Ethan Hawke et Richard Linklater ont fait à nouveau équipe pour Blue Moon, un biopic sur les derniers jours du parolier américain Lorenz Hart, dans les coulisses de la première triomphale d’une comédie musicale signée par son ancien partenaire Richard Rodgers (Andrew Scott), en 1943. Margaret Qualley et Bobby Cannavale complètent le casting.
Après sa présentation au Festival de Berlin, le film a permis à Ethan Hawke de décrocher une nomination aux Golden Globes et, selon Variety, il pourrait même créer la surprise aux Oscars 2026 face à Leonardo DiCaprio ou Timothée Chalamet dans la catégorie meilleur acteur.

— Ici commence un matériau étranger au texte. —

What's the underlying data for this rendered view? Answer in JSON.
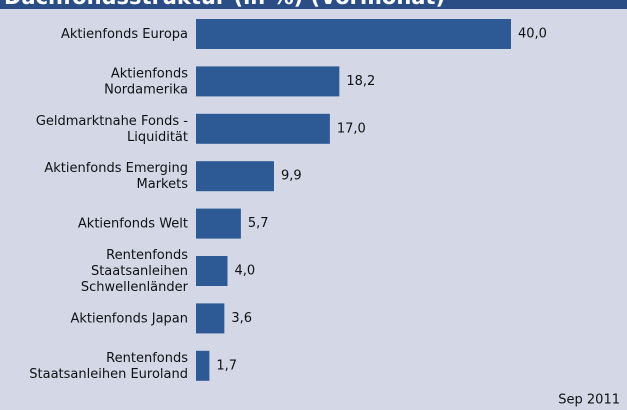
{
  "chart_data": {
    "type": "bar",
    "orientation": "horizontal",
    "title": "Dachfondsstruktur (in %) (Vormonat)",
    "categories": [
      "Aktienfonds Europa",
      "Aktienfonds\nNordamerika",
      "Geldmarktnahe Fonds -\nLiquidität",
      "Aktienfonds Emerging\nMarkets",
      "Aktienfonds Welt",
      "Rentenfonds\nStaatsanleihen\nSchwellenländer",
      "Aktienfonds Japan",
      "Rentenfonds\nStaatsanleihen Euroland"
    ],
    "values": [
      40.0,
      18.2,
      17.0,
      9.9,
      5.7,
      4.0,
      3.6,
      1.7
    ],
    "value_labels": [
      "40,0",
      "18,2",
      "17,0",
      "9,9",
      "5,7",
      "4,0",
      "3,6",
      "1,7"
    ],
    "color": "#2d5a94",
    "footnote": "Sep 2011"
  }
}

Blue Moon ne bénéficiera pas d’une sortie au cinéma en France, où il sera disponible directement en VOD ce lundi 19 janvier.
"Blue Moon est étroitement lié à ma relation et à mon travail avec Richard Linklater. C’est une grande partie de ma vie", confie l’acteur à nos confrères du Film Français.

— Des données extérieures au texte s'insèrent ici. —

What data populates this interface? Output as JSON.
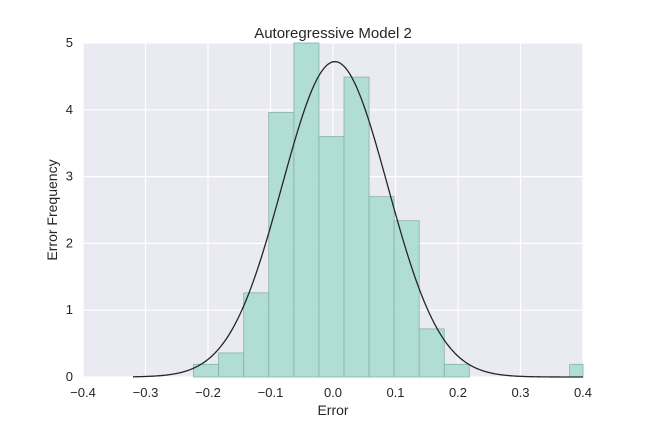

"Nous travaillons ensemble 30 ans, notre amitié est solide. Nous nous connaissons tellement bien. On m’a fait la réflexion sur la quantité de dialogues qu’il y a dans Blue Moon, et je rappelle toujours qu’il y en avait autant dans Before Sunrise. Richard est l’un des rares cinéastes qui utilise le langage comme un outil essentiel pour le cinéma, et j’adore les mots. Sur ce plan, nous nous entendons très bien. Les films que nous avons faits ensemble n’ont jamais été pour moi comme du travail, mais plutôt comme des extensions de notre amitié."
Au cours de cet entretien, l’acteur explique qu’il essaye de ne pas se prendre la tête avec la course aux Oscars, et revient aussi sur son lien étroit avec la France, dévoilant son rêve de tourner "dans un film français avec un réalisateur et un casting français" après avoir déjà fait plusieurs films à Paris, mais avec des cinéastes étrangers.

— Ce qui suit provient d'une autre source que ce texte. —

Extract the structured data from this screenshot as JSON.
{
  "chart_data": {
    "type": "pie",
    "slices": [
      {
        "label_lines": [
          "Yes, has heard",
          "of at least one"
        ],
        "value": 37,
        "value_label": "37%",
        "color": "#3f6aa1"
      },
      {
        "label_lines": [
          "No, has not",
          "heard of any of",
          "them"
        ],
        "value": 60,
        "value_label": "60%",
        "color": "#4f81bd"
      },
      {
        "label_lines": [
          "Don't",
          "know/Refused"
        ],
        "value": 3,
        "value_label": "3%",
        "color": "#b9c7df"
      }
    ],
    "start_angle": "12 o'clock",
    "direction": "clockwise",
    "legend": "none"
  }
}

"Quand j’étais jeune, j’ai écrit mon premier roman dans une chambre d’hôtel du VIe arrondissement de Paris. J’ai une vision très romantique de la France. A Paris, j’ai fait La femme du Vème avec Pawel Pawlikowski, et Before Sunset, et La vérité de Kore-eda. Je suis un Américain à la façon d’Hemingway : Paris est un lieu où être si on veut se sentir libre. J’aimerais tellement jouer dans un film français avec un réalisateur et un casting français. Je vais vous confier un secret : un peu après la sortie du Cercle des poètes disparus, je suis allé à Paris, et je me suis rendu sur la tombe de François Truffaut. Je lui avais écrit une longue lettre où je lui demandais sa bénédiction. J’ai enterré cette lettre sous l’herbe, tout près de la tombe. A l’époque, il n’y avait pas mieux que Truffaut dans le cinéma."